Relevance between the law of conservation of energy and the some of the mainstream thermodynamic system analysis equations is validated through derivation of the SFEE, Steady Flow Energy Equation, for closed and open hermodynamic systems. Some of the more common thermodynamic processes are defined and explained on the basis of practical thermodynamic system examples.

The Carnot and Rankin Heat Engine Cycles are explained and their differences are highlighted. The practical significance and application of Rankin Cycle is described and illustrated through temperature-entropy, pressure-enthalpy and enthalpy-entropy diagrams or graphs.

Types of steam turbines and associated operating principles are explained.
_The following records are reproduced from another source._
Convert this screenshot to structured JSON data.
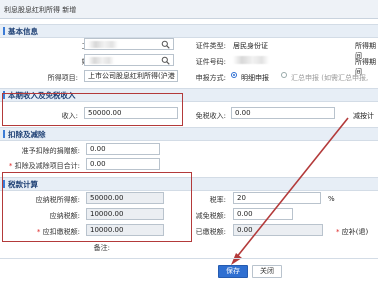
{
  "window": {
    "title": "利息股息红利所得 新增"
  },
  "basic": {
    "section_title": "基本信息",
    "employee_id_label": "工号:",
    "name_label": "姓名:",
    "id_type_label": "证件类型:",
    "id_type_value": "居民身份证",
    "id_number_label": "证件号码:",
    "item_label": "所得项目:",
    "item_value": "上市公司股息红利所得(沪港",
    "declare_label": "申报方式:",
    "declare_opt1": "明细申报",
    "declare_opt2": "汇总申报 (如需汇总申报,",
    "right_cut1": "所得期间",
    "right_cut2": "所得期间"
  },
  "income": {
    "section_title": "本期收入及免税收入",
    "income_label": "收入:",
    "income_value": "50000.00",
    "exempt_label": "免税收入:",
    "exempt_value": "0.00",
    "right_cut": "减按计"
  },
  "deduction": {
    "section_title": "扣除及减除",
    "donation_label": "准予扣除的捐赠额:",
    "donation_value": "0.00",
    "total_label": "扣除及减除项目合计:",
    "total_value": "0.00"
  },
  "tax": {
    "section_title": "税款计算",
    "taxable_label": "应纳税所得额:",
    "taxable_value": "50000.00",
    "rate_label": "税率:",
    "rate_value": "20",
    "rate_unit": "%",
    "payable_label": "应纳税额:",
    "payable_value": "10000.00",
    "reduction_label": "减免税额:",
    "reduction_value": "0.00",
    "withhold_label": "应扣缴税额:",
    "withhold_value": "10000.00",
    "paid_label": "已缴税额:",
    "paid_value": "0.00",
    "refund_cut": "应补(退)",
    "note_label": "备注:"
  },
  "footer": {
    "save_label": "保存",
    "close_label": "关闭"
  },
  "colors": {
    "accent": "#2f6fd1",
    "highlight": "#b33a3a",
    "section_bg": "#e7eef6"
  }
}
Application of thermodynamic principles, analytical methods, strategy, techniques and equations is illustrated through a capstone case study that spans from ice to superheated steam, and subsequent generation of electrical power through a steam turbine.

This course caters to engineers of all disciplines, as well as technicians, facilities managers and executives who are not intimately familiar with thermodynamics principles and practices. The course is based on the text titled “Thermodynamics Made Simple for Energy Engineers,” by S. Bobby Rauf, Fairmont Press, 2010.

Specific knowledge and skills you will take away…

  • Familiarization withphases of water and thermodynamics processes associated with the transition from one phase to another
  • Better understanding of sensible heat versus latent heat and associated heat calculation methods
  • Better understanding of critical point versus triple point
  • Better appreciation of the composition and derivation of the SFEE. Better grasp of the SFEE for Open Thermodynamic Systems and Closed thermodynamic systems
  • Knowledge about the relationship between work, specific work, power and mass flow rate
  • Familiarization with the basic heat engine cycles and their performance,aided by pertinent graphs.